What can be great and also saddening about being a fan of any sports team, is sharing the organization's experiences yearly. Obviously, you don't talk to the GM's, owners, or players on a regular basis. You don't even receive an open forum to discuss your opinions or thoughts directly with them.
But throughout the entire season and playoffs—if your team is fortunate enough to make it there—you develop an attachment; as if you were just another player on the roster trading ideas with the team.
When things go well, you shout stuff like: "This is why I love this team. No one is better than us."
And when things go wrong, you scream and yell stuff like: "Wow, how can they be so stupid? If I was the coach that would have never happened!"
But nevertheless, you support your team through thick and thin.
Each and every team is surely different and unique in their own way. If you had to summarize the 2008-09 Orlando Magic's story in one word, it would be "underdogs."
After surpassing the Sixers, the Magic went into Boston, without star Kevin Garnett as the underdogs.
Once they miraculously got past the Celtics in seven games, they were once again the underdogs against the Cleveland Cavaliers.
The Cavs not only had the full support from their fans (since they owned the best NBA season record), but literally each and every NBA analyst on ESPN. (Click here and go to the middle right if you do not believe me, 10 experts chose Cleveland to win).
Defying all odds, Orlando clinched a trip to the NBA Finals for the second time in their 20 year existence. They obviously had the patronage of their fans behind them, but once again, absolutely no love from the media.

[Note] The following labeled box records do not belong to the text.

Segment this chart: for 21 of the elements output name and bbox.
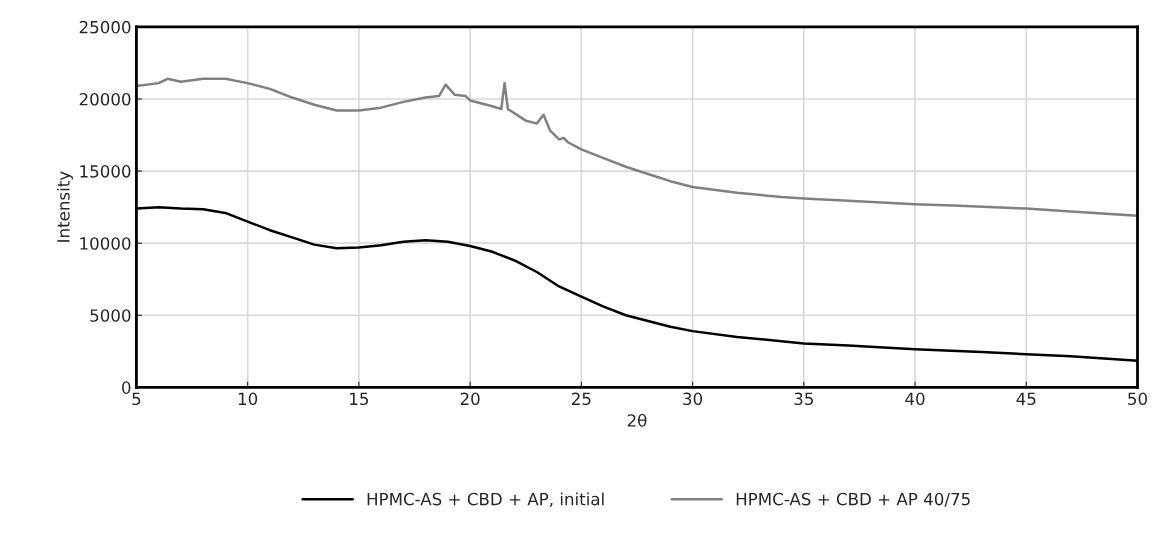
x-tick-label: 45 xyxy=(1016,392,1036,406)
x-tick-label: 35 xyxy=(794,392,813,406)
legend-label: HPMC-AS + CBD + AP 40/75 xyxy=(736,492,970,507)
x-tick-label: 50 xyxy=(1128,392,1147,406)
legend-label: HPMC-AS + CBD + AP, initial xyxy=(367,492,604,508)
x-tick-label: 5 xyxy=(132,392,141,406)
y-tick-label: 10000 xyxy=(80,237,131,250)
y-tick-label: 5000 xyxy=(90,309,131,322)
y-tick-label: 25000 xyxy=(79,20,131,34)
y-tick-label: 0 xyxy=(122,381,131,394)
y-tick-label: 15000 xyxy=(80,165,131,178)
x-tick-label: 25 xyxy=(571,392,591,406)
line-series xyxy=(136,77,1138,218)
y-tick-label: 20000 xyxy=(79,92,131,106)
x-tick-label: 30 xyxy=(683,392,703,406)
x-tick-label: 40 xyxy=(905,392,925,406)
x-axis-title: 2θ xyxy=(627,413,647,427)
x-tick-label: 15 xyxy=(350,392,369,406)
y-axis-title: Intensity xyxy=(56,171,73,242)
x-tick-label: 10 xyxy=(238,392,258,406)
x-tick-label: 20 xyxy=(460,392,480,406)
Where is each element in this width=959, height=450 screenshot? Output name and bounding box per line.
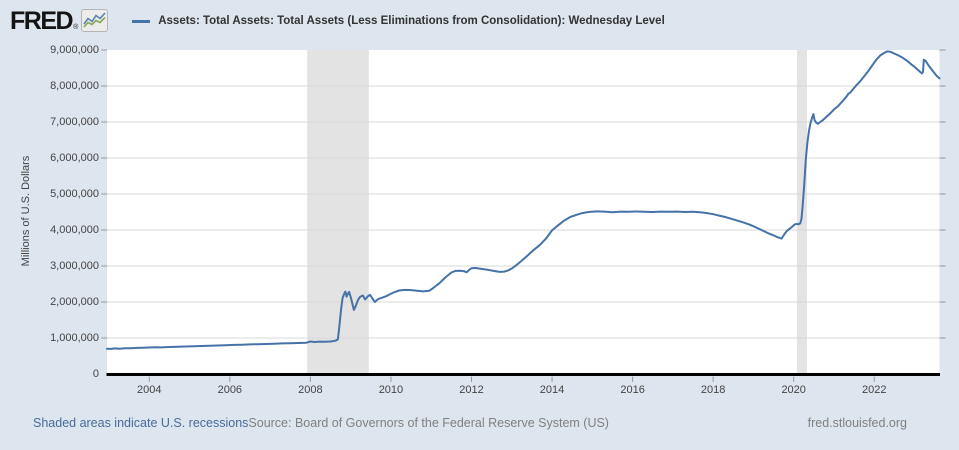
y-tick-label: 2,000,000 (50, 295, 99, 308)
source-attribution: Source: Board of Governors of the Federa… (248, 416, 609, 430)
x-tick-label: 2004 (137, 384, 162, 396)
y-tick-label: 8,000,000 (50, 79, 99, 92)
y-tick-label: 4,000,000 (50, 223, 99, 236)
x-tick-label: 2020 (781, 384, 806, 396)
chart-footer: Shaded areas indicate U.S. recessions Sou… (33, 416, 609, 430)
fred-site-link[interactable]: fred.stlouisfed.org (807, 416, 907, 430)
x-tick-label: 2006 (217, 384, 243, 396)
legend-line-swatch (132, 19, 151, 23)
fred-logo[interactable]: FRED ® (10, 7, 109, 35)
y-tick-label: 0 (92, 367, 99, 380)
y-tick-label: 9,000,000 (50, 43, 99, 56)
data-series-line (106, 50, 941, 350)
x-tick-label: 2016 (620, 384, 645, 396)
registered-trademark: ® (73, 24, 79, 31)
chart-header: FRED ® Assets: Total Assets: Total Assets… (10, 5, 665, 37)
fred-sparkline-icon (81, 9, 109, 32)
x-tick-label: 2012 (459, 384, 484, 396)
recession-band (307, 50, 369, 374)
x-axis-line (106, 373, 940, 376)
y-tick-label: 1,000,000 (50, 331, 99, 344)
y-tick-label: 3,000,000 (50, 259, 99, 272)
x-tick-label: 2014 (539, 384, 565, 396)
fred-logo-text: FRED (10, 7, 74, 35)
y-tick-label: 5,000,000 (50, 187, 99, 200)
x-tick-label: 2022 (862, 384, 887, 396)
series-legend-label: Assets: Total Assets: Total Assets (Less… (158, 15, 665, 27)
x-tick-label: 2018 (700, 384, 726, 396)
y-tick-label: 7,000,000 (50, 115, 99, 128)
series-legend: Assets: Total Assets: Total Assets (Less… (132, 15, 665, 27)
y-tick-label: 6,000,000 (50, 151, 99, 164)
x-tick-label: 2008 (298, 384, 323, 396)
recessions-note-link[interactable]: Shaded areas indicate U.S. recessions (33, 416, 249, 430)
plot-background (107, 50, 940, 374)
x-tick-label: 2010 (378, 384, 404, 396)
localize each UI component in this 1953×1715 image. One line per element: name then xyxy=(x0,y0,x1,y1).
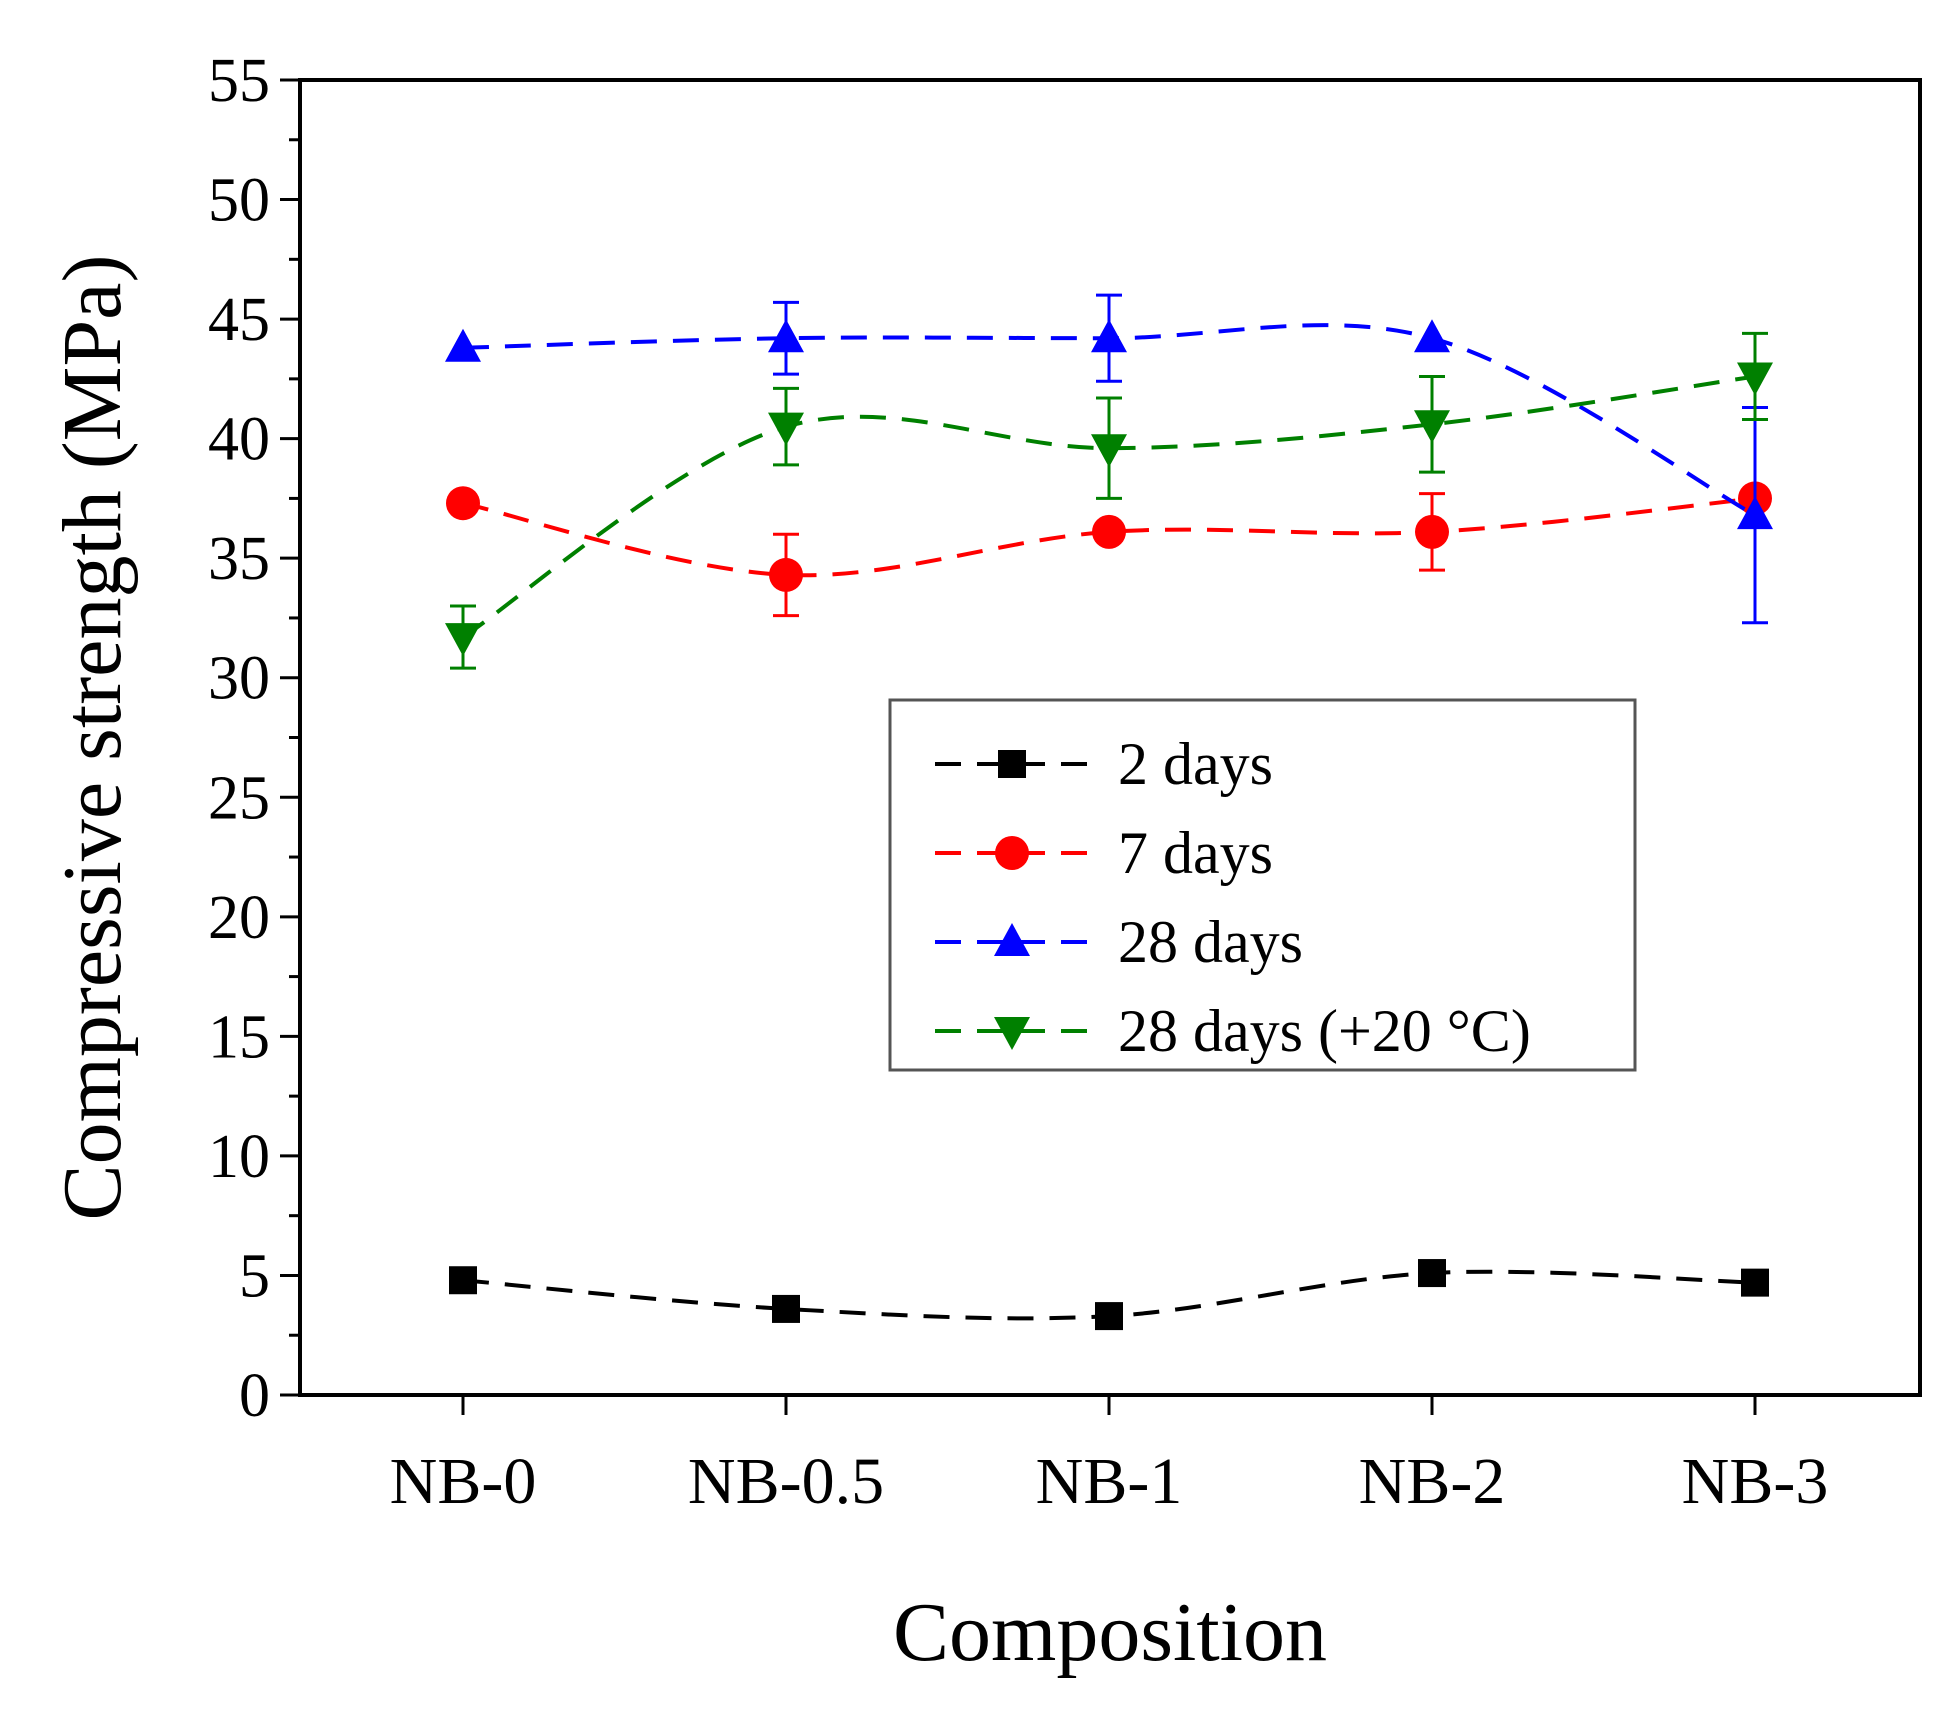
y-tick-label: 30 xyxy=(208,645,270,713)
data-point xyxy=(446,486,480,521)
data-point xyxy=(768,319,804,353)
data-point xyxy=(445,623,481,657)
y-axis-ticks: 0 5 10 15 20 25 30 35 40 45 50 55 xyxy=(208,47,300,1430)
x-axis-ticks: NB-0 NB-0.5 NB-1 NB-2 NB-3 xyxy=(390,1395,1829,1518)
x-tick-label: NB-0 xyxy=(390,1445,537,1518)
y-tick-label: 25 xyxy=(208,764,270,832)
data-point xyxy=(1091,319,1127,353)
y-tick-label: 50 xyxy=(208,167,270,235)
data-point xyxy=(1415,514,1449,549)
legend-label: 28 days xyxy=(1118,909,1303,975)
data-point xyxy=(768,412,804,446)
data-point xyxy=(1418,1259,1446,1288)
legend-label: 7 days xyxy=(1118,820,1273,886)
data-point xyxy=(1414,410,1450,444)
x-axis-title: Composition xyxy=(893,1586,1327,1679)
legend-label: 2 days xyxy=(1118,731,1273,797)
legend: 2 days 7 days 28 days 28 days (+20 °C) xyxy=(888,698,1637,1072)
y-tick-label: 15 xyxy=(208,1003,270,1071)
y-tick-label: 55 xyxy=(208,47,270,115)
data-point xyxy=(1741,1268,1769,1297)
y-tick-label: 45 xyxy=(208,286,270,354)
series-line xyxy=(461,374,1756,639)
data-point xyxy=(1737,496,1773,530)
x-tick-label: NB-0.5 xyxy=(688,1445,884,1518)
y-tick-label: 10 xyxy=(208,1123,270,1191)
series-2 xyxy=(445,293,1773,625)
y-tick-label: 40 xyxy=(208,406,270,474)
data-point xyxy=(772,1294,800,1323)
data-point xyxy=(449,1266,477,1295)
data-point xyxy=(1414,319,1450,353)
legend-label: 28 days (+20 °C) xyxy=(1118,998,1531,1064)
legend-marker xyxy=(995,836,1029,870)
y-tick-label: 20 xyxy=(208,884,270,952)
x-tick-label: NB-3 xyxy=(1682,1445,1829,1518)
data-point xyxy=(445,328,481,362)
series-0 xyxy=(449,1259,1769,1331)
legend-marker xyxy=(994,923,1030,956)
y-axis-title: Compressive strength (MPa) xyxy=(46,255,139,1221)
data-point xyxy=(769,557,803,592)
y-tick-label: 5 xyxy=(239,1242,270,1310)
data-point xyxy=(1092,514,1126,549)
legend-marker xyxy=(998,750,1026,778)
data-point xyxy=(1095,1302,1123,1331)
x-tick-label: NB-1 xyxy=(1036,1445,1183,1518)
y-tick-label: 35 xyxy=(208,525,270,593)
data-point xyxy=(1737,362,1773,396)
x-tick-label: NB-2 xyxy=(1359,1445,1506,1518)
series-line xyxy=(462,496,1756,578)
legend-marker xyxy=(994,1017,1030,1050)
series-layer xyxy=(445,293,1773,1331)
series-3 xyxy=(445,331,1773,670)
y-tick-label: 0 xyxy=(239,1362,270,1430)
data-point xyxy=(1091,434,1127,468)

After losing in five games, the Magic went into the off-season with its heads up and its confidence at an all-time high.
With the additions of Vince Carter, Ryan Anderson, Brandon Bass, and Matt Barnes, Orlando certainly expanded their bench, emerging as the deepest roster in the league.
Now with Rashard Lewis suspended for the first 10 games of the season, the Magic have once again found themselves in an "underdog-type" situation.